To minimize differences in therapists’ interpretation of the rating procedure, we proposed a standardized Schroth classification algorithm with operational definitions and instructions. Still, the two therapists experienced in using the algorithm had the highest reliability. Overall, the self-reported comprehension of the algorithm ranged between 50% and 100% and significantly correlated with the intra-rater reliability coefficient in this sample of 10 therapists (Spearman’s rho = 0.68, p = 0.03). Additional training may be needed for therapists with a lower level of understanding. Furthermore, modifications of the algorithm could be considered to improve its reliability.

To avoid sampling bias and maximize generalizability, study participants were consecutively selected from our specialized scoliosis clinic. However, Lenke 1, 2, and 5 curve types that partially correspond to the 3c, 3cp, and 4cp curve types, according to Schroth, reportedly account for 83% of all scoliosis patterns [24]. Thus, underrepresentation of the 4c Schroth curve type might have been observed.

After training, a professional photographer helped improve the quality of the videos by minimizing shadows affecting the three-dimensional perception of the postural characteristics of scoliosis. Most therapists reported that the quality of the videos was adequate. During treatment, a therapist, over time, could confirm or change classification and adjust the treatment if needed. Our results may therefore reflect a lower limit of the reliability because therapists were shown only one assessment over which they had no control.

Although video assessments have been successfully used in reliability studies [25,26,27], the inability to rate scoliotic presentation in person might have influenced the estimates. Reliability may be overestimated by using a video presentation that removed the errors that could be caused by therapists providing different instructions during the evaluation. On the other hand, reliability may be underestimated if issues related to observing evaluation videos caused more difficulty in classifying than if the exams were conducted in person. Difficult-to-rate patients may be better assessed if therapists could evaluate them while using different postures or while performing movements other than forward bending. Reliability may be improved if this flexibility in the testing procedure led to a better classification accuracy; however, it could also lead to poorer reliability if it increased the variability in the testing procedures. Typically, a therapist observes a patient from each side and performs the Adam’s bending test to assess asymmetries. As such, we think that the current standardized video assessment adequately reflects the typical assessment of most practicing Schroth therapists.

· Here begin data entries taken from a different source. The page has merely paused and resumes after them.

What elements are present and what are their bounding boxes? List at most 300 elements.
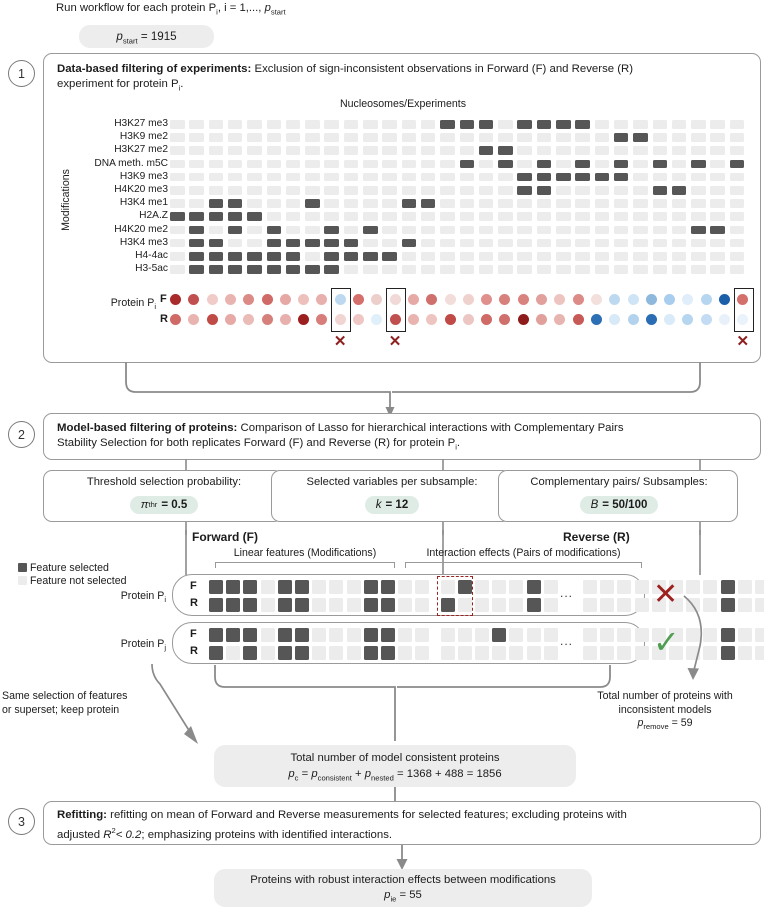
protein-dot-reverse	[243, 314, 254, 325]
consistent-box-plus: +	[355, 768, 362, 780]
heatmap-cell	[267, 146, 282, 155]
excluded-experiment-box	[386, 288, 406, 332]
heatmap-cell	[595, 252, 610, 261]
heatmap-cell	[286, 186, 301, 195]
heatmap-cell	[209, 160, 224, 169]
heatmap-cell	[710, 212, 725, 221]
protein-dot-forward	[573, 294, 584, 305]
heatmap-cell	[228, 133, 243, 142]
heatmap-cell	[228, 160, 243, 169]
heatmap-cell	[267, 239, 282, 248]
consistent-box-pc-sub: c	[294, 773, 299, 783]
heatmap-cell	[460, 160, 475, 169]
protein-dot-reverse	[445, 314, 456, 325]
heatmap-cell	[363, 265, 378, 274]
legend-not-selected-text: Feature not selected	[29, 575, 127, 587]
protein-dot-forward	[371, 294, 382, 305]
step-3-desc-b3: ; emphasizing proteins with identified interactions.	[141, 828, 393, 841]
heatmap-cell	[537, 160, 552, 169]
heatmap-cell	[672, 239, 687, 248]
param-symbol: B	[590, 499, 599, 511]
step-2-desc-a: Comparison of Lasso for hierarchical interactions with Complementary Pairs	[240, 422, 624, 434]
protein-i-label-sub: i	[164, 595, 166, 605]
protein-dot-reverse	[664, 314, 675, 325]
note-keep-protein-b: or superset; keep protein	[2, 703, 120, 716]
heatmap-cell	[460, 173, 475, 182]
step-3-badge	[8, 808, 35, 835]
heatmap-cell	[286, 252, 301, 261]
heatmap-cell	[344, 160, 359, 169]
heatmap-cell	[479, 199, 494, 208]
dot-row-r-text: R	[160, 313, 168, 325]
heatmap-cell	[498, 199, 513, 208]
heatmap-cell	[691, 212, 706, 221]
protein-dot-reverse	[207, 314, 218, 325]
heatmap-cell	[228, 265, 243, 274]
heatmap-cell	[537, 239, 552, 248]
protein-dot-reverse	[682, 314, 693, 325]
heatmap-cell	[730, 226, 745, 235]
protein-dot-reverse	[225, 314, 236, 325]
heatmap-cell	[556, 133, 571, 142]
consistent-box-p2: p	[364, 768, 372, 780]
heatmap-cell	[228, 146, 243, 155]
modification-label: H3K4 me3	[119, 236, 168, 248]
heatmap-cell	[363, 160, 378, 169]
protein-dot-forward	[682, 294, 693, 305]
heatmap-cell	[363, 252, 378, 261]
heatmap-cell	[402, 199, 417, 208]
step-1-desc-end: .	[180, 78, 184, 90]
step-3-desc-a: refitting on mean of Forward and Reverse measurements for selected features; excluding proteins with	[110, 809, 627, 821]
heatmap-cell	[305, 252, 320, 261]
heatmap-cell	[691, 199, 706, 208]
heatmap-cell	[440, 173, 455, 182]
protein-dot-reverse	[719, 314, 730, 325]
heatmap-cell	[730, 186, 745, 195]
heatmap-cell	[730, 199, 745, 208]
heatmap-cell	[286, 133, 301, 142]
protein-dot-forward	[262, 294, 273, 305]
protein-dot-reverse	[463, 314, 474, 325]
heatmap-cell	[286, 226, 301, 235]
heatmap-cell	[614, 160, 629, 169]
heatmap-cell	[305, 173, 320, 182]
step-1-number: 1	[18, 66, 25, 81]
heatmap-cell	[189, 265, 204, 274]
heatmap-cell	[228, 199, 243, 208]
heatmap-cell	[267, 252, 282, 261]
heatmap-cell	[305, 186, 320, 195]
protein-dot-reverse	[573, 314, 584, 325]
heatmap-cell	[189, 186, 204, 195]
heatmap-cell	[614, 265, 629, 274]
heatmap-cell	[402, 160, 417, 169]
heatmap-cell	[286, 173, 301, 182]
final-result-eq: = 55	[399, 889, 422, 901]
protein-dot-reverse	[591, 314, 602, 325]
heatmap-cell	[402, 173, 417, 182]
protein-dot-reverse	[499, 314, 510, 325]
heatmap-cell	[575, 186, 590, 195]
heatmap-cell	[537, 252, 552, 261]
heatmap-cell	[633, 265, 648, 274]
heatmap-cell	[460, 133, 475, 142]
protein-dot-forward	[243, 294, 254, 305]
param-box-threshold-selection-probability	[43, 470, 283, 522]
heatmap-cell	[517, 186, 532, 195]
protein-dot-forward	[646, 294, 657, 305]
heatmap-cell	[267, 173, 282, 182]
final-result-sub: ie	[390, 894, 397, 904]
final-result-value	[384, 888, 422, 903]
heatmap-cell	[672, 173, 687, 182]
heatmap-cell	[537, 226, 552, 235]
heatmap-cell	[286, 160, 301, 169]
heatmap-cell	[421, 120, 436, 129]
param-value-wrap	[44, 495, 284, 514]
run-caption-p-sub: start	[270, 7, 286, 17]
heatmap-cell	[710, 160, 725, 169]
heatmap-cell	[247, 186, 262, 195]
heatmap-cell	[402, 120, 417, 129]
legend-feature-not-selected	[18, 575, 127, 589]
param-value-pill	[365, 496, 419, 514]
heatmap-cell	[382, 133, 397, 142]
protein-dot-reverse	[518, 314, 529, 325]
heatmap-cell	[537, 146, 552, 155]
heatmap-cell	[382, 212, 397, 221]
heatmap-cell	[363, 133, 378, 142]
heatmap-cell	[344, 146, 359, 155]
heatmap-cell	[363, 173, 378, 182]
run-caption-part-b: , i = 1,...,	[217, 2, 265, 14]
heatmap-cell	[363, 239, 378, 248]
heatmap-cell	[537, 212, 552, 221]
heatmap-cell	[479, 226, 494, 235]
protein-dots-label-text: Protein P	[110, 297, 155, 309]
heatmap-cell	[614, 226, 629, 235]
heatmap-cell	[575, 146, 590, 155]
heatmap-cell	[247, 120, 262, 129]
heatmap-cell	[595, 212, 610, 221]
connector-step1-to-step2	[0, 360, 764, 418]
step-1-title: Data-based filtering of experiments:	[57, 63, 252, 75]
pstart-symbol: p	[116, 30, 123, 43]
heatmap-cell	[189, 239, 204, 248]
heatmap-cell	[672, 160, 687, 169]
modification-label: H3K4 me1	[119, 197, 168, 209]
note-inconsistent-value: = 59	[671, 717, 693, 729]
protein-dot-forward	[536, 294, 547, 305]
heatmap-cell	[189, 133, 204, 142]
excluded-experiment-box	[734, 288, 754, 332]
heatmap-cell	[440, 252, 455, 261]
step-1-desc-a: Exclusion of sign-inconsistent observations in Forward (F) and Reverse (R)	[254, 63, 634, 75]
heatmap-cell	[498, 160, 513, 169]
heatmap-cell	[421, 199, 436, 208]
heatmap-cell	[691, 146, 706, 155]
reverse-header	[563, 530, 630, 544]
heatmap-cell	[209, 212, 224, 221]
heatmap-cell	[691, 186, 706, 195]
heatmap-cell	[402, 239, 417, 248]
heatmap-cell	[305, 160, 320, 169]
step-2-desc-b: Stability Selection for both replicates Forward (F) and Reverse (R) for protein P	[57, 437, 456, 449]
heatmap-cell	[228, 186, 243, 195]
heatmap-cell	[267, 186, 282, 195]
heatmap-cell	[189, 212, 204, 221]
heatmap-cell	[556, 173, 571, 182]
heatmap-cell	[344, 120, 359, 129]
heatmap-cell	[170, 239, 185, 248]
step-3-desc-b2: < 0.2	[115, 828, 142, 841]
heatmap-cell	[305, 199, 320, 208]
protein-dot-forward	[628, 294, 639, 305]
heatmap-cell	[421, 252, 436, 261]
heatmap-cell	[556, 120, 571, 129]
protein-dot-reverse	[536, 314, 547, 325]
heatmap-cell	[209, 252, 224, 261]
heatmap-cell	[440, 120, 455, 129]
heatmap-cell	[537, 173, 552, 182]
dot-row-f-text: F	[160, 293, 167, 305]
protein-i-r-text: R	[190, 597, 198, 609]
heatmap-cell	[730, 120, 745, 129]
protein-dot-reverse	[353, 314, 364, 325]
protein-dot-reverse	[298, 314, 309, 325]
heatmap-cell	[440, 212, 455, 221]
heatmap-cell	[575, 239, 590, 248]
protein-i-label-text: Protein P	[120, 590, 165, 602]
heatmap-cell	[479, 120, 494, 129]
heatmap-cell	[710, 199, 725, 208]
heatmap-cell	[479, 239, 494, 248]
heatmap-cell	[633, 120, 648, 129]
heatmap-cell	[460, 265, 475, 274]
heatmap-cell	[421, 173, 436, 182]
protein-dots-label	[62, 297, 156, 312]
protein-j-f-text: F	[190, 628, 197, 640]
run-caption-part-a: Run workflow for each protein P	[56, 2, 217, 14]
protein-dot-forward	[426, 294, 437, 305]
heatmap-cell	[228, 226, 243, 235]
modification-label: H4-4ac	[135, 250, 168, 261]
excluded-experiment-x-icon: ✕	[736, 333, 750, 350]
heatmap-cell	[653, 212, 668, 221]
heatmap-cell	[479, 186, 494, 195]
run-caption-p: p	[264, 2, 271, 14]
heatmap-cell	[556, 199, 571, 208]
heatmap-cell	[653, 199, 668, 208]
protein-dot-forward	[225, 294, 236, 305]
protein-dot-forward	[188, 294, 199, 305]
heatmap-cell	[170, 186, 185, 195]
protein-dot-reverse	[316, 314, 327, 325]
step-2-desc-end: .	[456, 437, 461, 449]
excluded-experiment-x-icon: ✕	[333, 333, 347, 350]
heatmap-cell	[267, 120, 282, 129]
step-1-desc-sub: i	[178, 83, 181, 93]
protein-dot-reverse	[609, 314, 620, 325]
modifications-axis-text: Modifications	[60, 169, 72, 231]
heatmap-cell	[286, 199, 301, 208]
heatmap-cell	[324, 239, 339, 248]
heatmap-cell	[228, 212, 243, 221]
heatmap-cell	[479, 146, 494, 155]
heatmap-cell	[614, 133, 629, 142]
note-keep-protein-a: Same selection of features	[2, 690, 128, 702]
heatmap-cell	[517, 265, 532, 274]
heatmap-cell	[710, 146, 725, 155]
heatmap-cell	[479, 160, 494, 169]
protein-dot-forward	[408, 294, 419, 305]
heatmap-cell	[247, 239, 262, 248]
heatmap-cell	[440, 133, 455, 142]
protein-i-ellipsis: ...	[560, 586, 574, 600]
forward-header-text: Forward (F)	[192, 530, 258, 544]
heatmap-cell	[537, 133, 552, 142]
dot-row-f-label	[160, 293, 167, 305]
heatmap-cell	[421, 226, 436, 235]
heatmap-cell	[614, 120, 629, 129]
heatmap-cell	[460, 120, 475, 129]
protein-dot-reverse	[188, 314, 199, 325]
heatmap-cell	[402, 146, 417, 155]
protein-dot-forward	[609, 294, 620, 305]
heatmap-cell	[614, 252, 629, 261]
run-caption-sub-i: i	[216, 7, 218, 17]
step-2-panel	[43, 413, 761, 460]
protein-dot-forward	[719, 294, 730, 305]
heatmap-cell	[421, 265, 436, 274]
heatmap-cell	[653, 173, 668, 182]
heatmap-cell	[460, 186, 475, 195]
heatmap-cell	[170, 212, 185, 221]
heatmap-cell	[653, 239, 668, 248]
heatmap-cell	[672, 226, 687, 235]
heatmap-cell	[460, 239, 475, 248]
heatmap-cell	[710, 252, 725, 261]
heatmap-cell	[517, 212, 532, 221]
heatmap-cell	[595, 146, 610, 155]
heatmap-cell	[189, 160, 204, 169]
heatmap-cell	[575, 199, 590, 208]
heatmap-cell	[498, 239, 513, 248]
heatmap-cell	[363, 212, 378, 221]
heatmap-cell	[460, 146, 475, 155]
step-3-title: Refitting:	[57, 809, 107, 821]
param-box-complementary-pairs-subsamples	[498, 470, 738, 522]
linear-features-label-text: Linear features (Modifications)	[233, 547, 377, 559]
heatmap-cell	[575, 160, 590, 169]
heatmap-cell	[344, 173, 359, 182]
heatmap-cell	[170, 265, 185, 274]
consistent-proteins-box	[214, 745, 576, 787]
linear-features-bracket	[215, 562, 395, 568]
heatmap-cell	[730, 173, 745, 182]
modification-label: H4K20 me2	[114, 223, 168, 235]
protein-dot-forward	[280, 294, 291, 305]
consistent-box-pc: p	[288, 768, 295, 780]
heatmap-cell	[498, 146, 513, 155]
protein-dot-reverse	[262, 314, 273, 325]
protein-j-label-sub: j	[164, 643, 166, 653]
heatmap-cell	[170, 120, 185, 129]
heatmap-cell	[228, 120, 243, 129]
param-symbol: k	[375, 499, 382, 511]
heatmap-cell	[344, 239, 359, 248]
heatmap-cell	[440, 146, 455, 155]
heatmap-cell	[324, 186, 339, 195]
note-inconsistent-sym: p	[637, 717, 644, 729]
heatmap-cell	[653, 186, 668, 195]
heatmap-cell	[517, 120, 532, 129]
protein-dot-forward	[591, 294, 602, 305]
heatmap-cell	[170, 160, 185, 169]
heatmap-cell	[595, 133, 610, 142]
step-1-badge	[8, 60, 35, 87]
heatmap-cell	[305, 212, 320, 221]
protein-dot-reverse	[426, 314, 437, 325]
consistent-box-line1	[290, 750, 499, 766]
heatmap-cell	[479, 212, 494, 221]
heatmap-cell	[517, 252, 532, 261]
legend-selected-swatch	[18, 563, 27, 572]
protein-dot-reverse	[170, 314, 181, 325]
connector-to-result	[0, 845, 764, 871]
legend-feature-selected	[18, 562, 109, 576]
heatmap-cell	[556, 160, 571, 169]
heatmap-cell	[556, 239, 571, 248]
heatmap-cell	[189, 226, 204, 235]
heatmap-cell	[633, 212, 648, 221]
heatmap-cell	[324, 226, 339, 235]
heatmap-cell	[633, 173, 648, 182]
heatmap-cell	[421, 160, 436, 169]
heatmap-cell	[460, 252, 475, 261]
heatmap-cell	[228, 173, 243, 182]
heatmap-cell	[286, 239, 301, 248]
heatmap-cell	[653, 120, 668, 129]
step-2-desc-sub: i	[455, 442, 457, 452]
reverse-header-text: Reverse (R)	[563, 530, 630, 544]
heatmap-cell	[363, 186, 378, 195]
param-value: = 12	[385, 499, 409, 511]
heatmap-cell	[498, 212, 513, 221]
heatmap-cell	[440, 199, 455, 208]
final-result-sym: p	[384, 889, 391, 901]
protein-j-accept-mark: ✓	[653, 624, 680, 660]
heatmap-cell	[363, 199, 378, 208]
step-1-desc-b: experiment for protein P	[57, 78, 179, 90]
heatmap-cell	[382, 173, 397, 182]
heatmap-cell	[614, 186, 629, 195]
protein-dot-reverse	[701, 314, 712, 325]
heatmap-cell	[498, 265, 513, 274]
heatmap-cell	[305, 226, 320, 235]
param-value: = 0.5	[161, 499, 188, 511]
heatmap-cell	[305, 239, 320, 248]
heatmap-cell	[286, 120, 301, 129]
heatmap-cell	[595, 160, 610, 169]
heatmap-cell	[421, 133, 436, 142]
modification-label: H3-5ac	[135, 263, 168, 275]
heatmap-cell	[382, 226, 397, 235]
heatmap-cell	[344, 199, 359, 208]
heatmap-cell	[440, 265, 455, 274]
heatmap-cell	[575, 265, 590, 274]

Limitations and Future Work

While adequate to meet our power calculations a priori, the samples of 44 patients, and 10 raters (including 2 experienced and 6 well-trained raters) is relatively small to ensure generalizability for all other raters and patients. Replicating this study with additional patients and raters would help demonstrate generalizability. To assess the true value of the algorithm, reliability should be compared with the classification reliability observed before therapists are trained in using the algorithm. In the future, the sources of disagreements should be determined by calculating the reliability at each decision step and identifying the decision steps most responsible for the classification error. If there are some patients who are difficult to rate, their characteristics could be assessed. The algorithm could also be tested with therapists assessing patients in person. Finally, it would be important to assess whether the reliability changes with the severity of the scoliosis.

5. Conclusions

We proposed a simple algorithm to maximize the therapists’ reliability in classifying Schroth curve type and assist in the prevention of treatment errors due to misclassification. The algorithm was well accepted, and most raters reported that they were planning to use it clinically. Experienced and well-trained raters achieved adequate reliability. Our results suggest that the algorithm can be used clinically with sufficient training [28].